CSC 430

ORGANIZATION OF PROGRAMMING LANGUAGES

Course Information

CSC 430 is a 3-credit course.
Prerequisite: CIT/CSC 304.
45 hours of lectures.

Course Objectives

Equip learners with the tools to evaluate programming languages.
Understand the design decisions behind different programming languages.
Expand student's understanding of programming concepts.
Enhance student's understanding of computer programming and computer science.

Diversity of Languages

Over a thousand programming languages have been designed.
Most languages remain confined to their design group, while others have been replaced by newer languages.

Reasons for Studying Organization of Programming Languages

1. Increased Capacity to Express Ideas

Limited language knowledge restricts the complexity of thought.
Programmers are constrained by the languages they use, which limits control and data structures.
Awareness of a wider variety of programming language features can reduce such limitations.

2. Improved Background for Choosing Appropriate Languages

Many programmers lack formal computer science education.
Programmers often use familiar languages even if unsuitable for new projects.
Familiarity with diverse languages enables informed language choices.

3. Increased Ability to Learn New Languages

Computer programming is a continuously evolving discipline.
Learning new languages can be lengthy and difficult.
Understanding fundamental language concepts facilitates learning new languages.

4. Better Understanding of Implementation Significance

Understanding implementation issues leads to more intelligent language use.
For example, a programmer unaware of recursion implementation might not realize its potential slowness compared to iteration.

5. Increased Ability to Design New Languages

6. Overall Advancement of Computing

ALGOL 60's superior design was not widely understood.
Better-informed language choices could lead to quicker adoption of superior languages.

Language Categories

Programming Domains

Different areas of computer applications have associated languages.

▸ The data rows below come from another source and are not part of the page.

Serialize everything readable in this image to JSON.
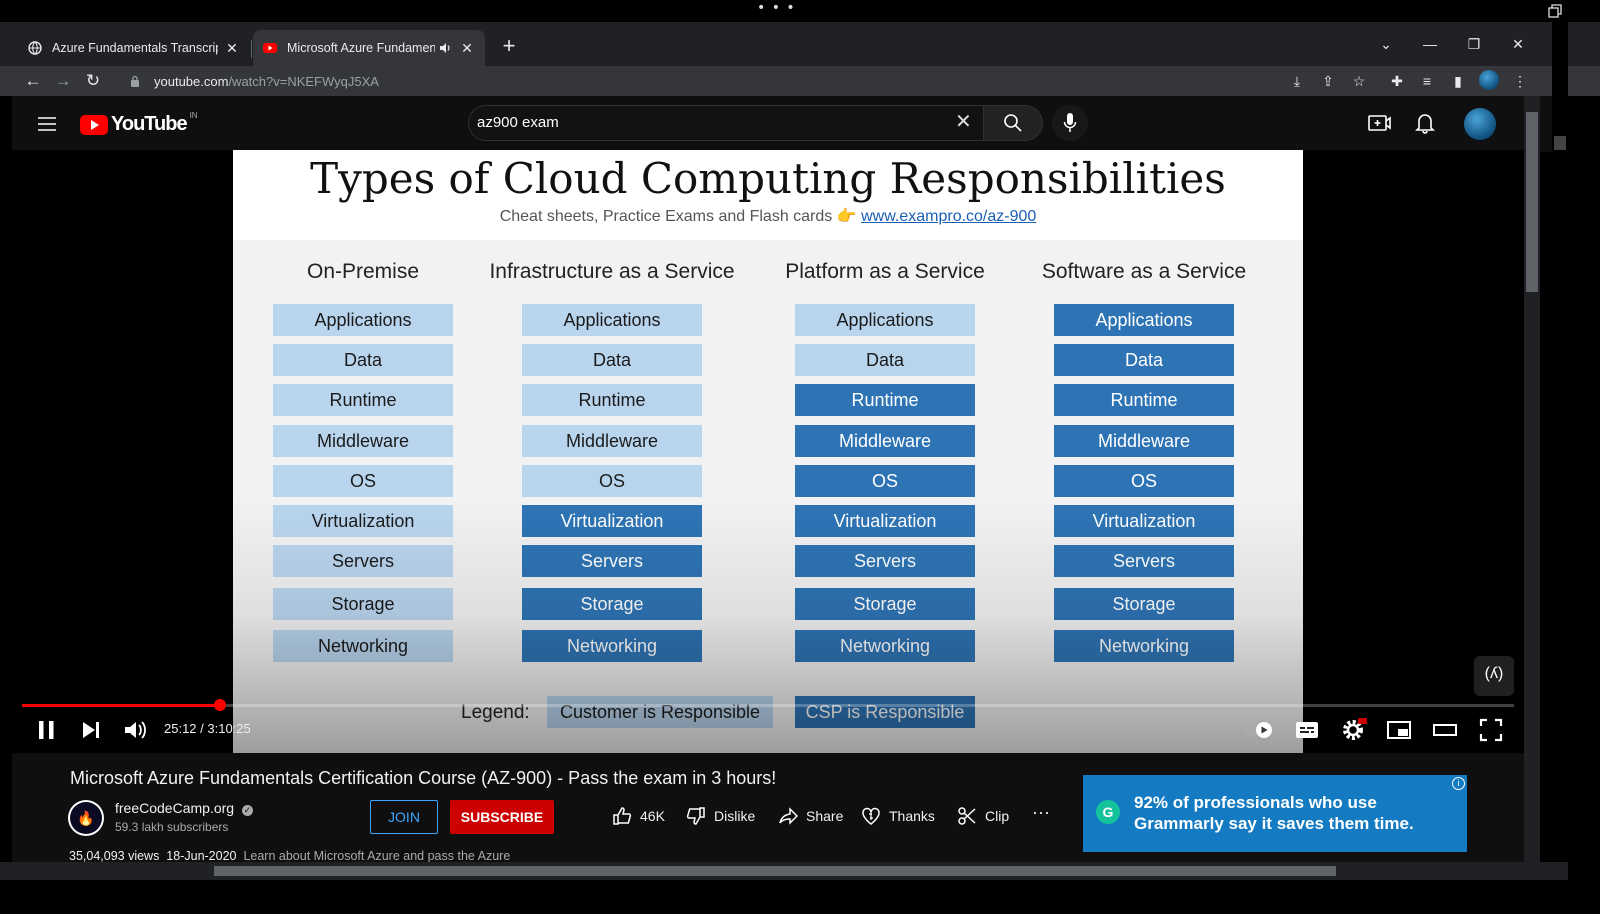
{
  "browser": {
    "tabs": [
      {
        "title": "Azure Fundamentals Transcript",
        "icon": "globe-icon"
      },
      {
        "title": "Microsoft Azure Fundamentals",
        "icon": "youtube-icon",
        "audio": true
      }
    ],
    "url_host": "youtube.com",
    "url_path": "/watch?v=NKEFWyqJ5XA"
  },
  "youtube": {
    "logo": "YouTube",
    "country": "IN",
    "search_value": "az900 exam"
  },
  "slide": {
    "title": "Types of Cloud Computing Responsibilities",
    "subtitle": "Cheat sheets, Practice Exams and Flash cards 👉",
    "link": "www.exampro.co/az-900",
    "columns": [
      {
        "heading": "On-Premise"
      },
      {
        "heading": "Infrastructure as a Service"
      },
      {
        "heading": "Platform as a Service"
      },
      {
        "heading": "Software as a Service"
      }
    ],
    "rows": [
      "Applications",
      "Data",
      "Runtime",
      "Middleware",
      "OS",
      "Virtualization",
      "Servers",
      "Storage",
      "Networking"
    ],
    "legend_label": "Legend:",
    "legend_customer": "Customer is Responsible",
    "legend_csp": "CSP is Responsible"
  },
  "player": {
    "time": "25:12 / 3:10:25",
    "progress": 0.1324
  },
  "video": {
    "title": "Microsoft Azure Fundamentals Certification Course (AZ-900) - Pass the exam in 3 hours!",
    "channel": "freeCodeCamp.org",
    "subscribers": "59.3 lakh subscribers",
    "join": "JOIN",
    "subscribe": "SUBSCRIBE",
    "likes": "46K",
    "dislike": "Dislike",
    "share": "Share",
    "thanks": "Thanks",
    "clip": "Clip",
    "views": "35,04,093 views",
    "date": "18-Jun-2020",
    "desc_start": "Learn about Microsoft Azure and pass the Azure"
  },
  "ad": {
    "text_line1": "92% of professionals who use",
    "text_line2": "Grammarly say it saves them time.",
    "brand_letter": "G"
  },
  "colors": {
    "customer": "#b9d5ee",
    "csp": "#2e74b5",
    "accent_red": "#ff0000"
  }
}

1. Scientific Applications

Involve simple data structures and floating-point arithmetic.
Common data structures: Arrays and matrices.
Common control structures: Loops and selections.
Examples: FORTRAN and ALGOL.

2. Business Applications

Example: COBOL.

3. Artificial Intelligence

Characterized by symbolic computations.
Examples: Lisp, Prolog.

4. Systems Programming

Involves operating systems and programming support tools.
Requires fast execution and software interfaces to external devices.
Examples: PL/1, PL/S, BLISS, Extended ALGOL, BCPL, Coral 66, Jovial, Java, and XPL.
Widely used languages: C and C++.

5. Special-Purpose Languages

Domain-specific languages.
Examples: * String Manipulation: COMIT, SNOBOL, SNOBOL 4 * List Processing Languages: IPL-V, Lisp * Simulation Languages: * Used for system simulation. * Examples: GPSS (General-Purpose Simulation System) and Simula 67 * Scripting Languages: * Used for communicating with components in other languages. * Interpreted instead of compiled. * Examples: awk, Perl, Python, Tcl, JavaScript, PHP, and ASP.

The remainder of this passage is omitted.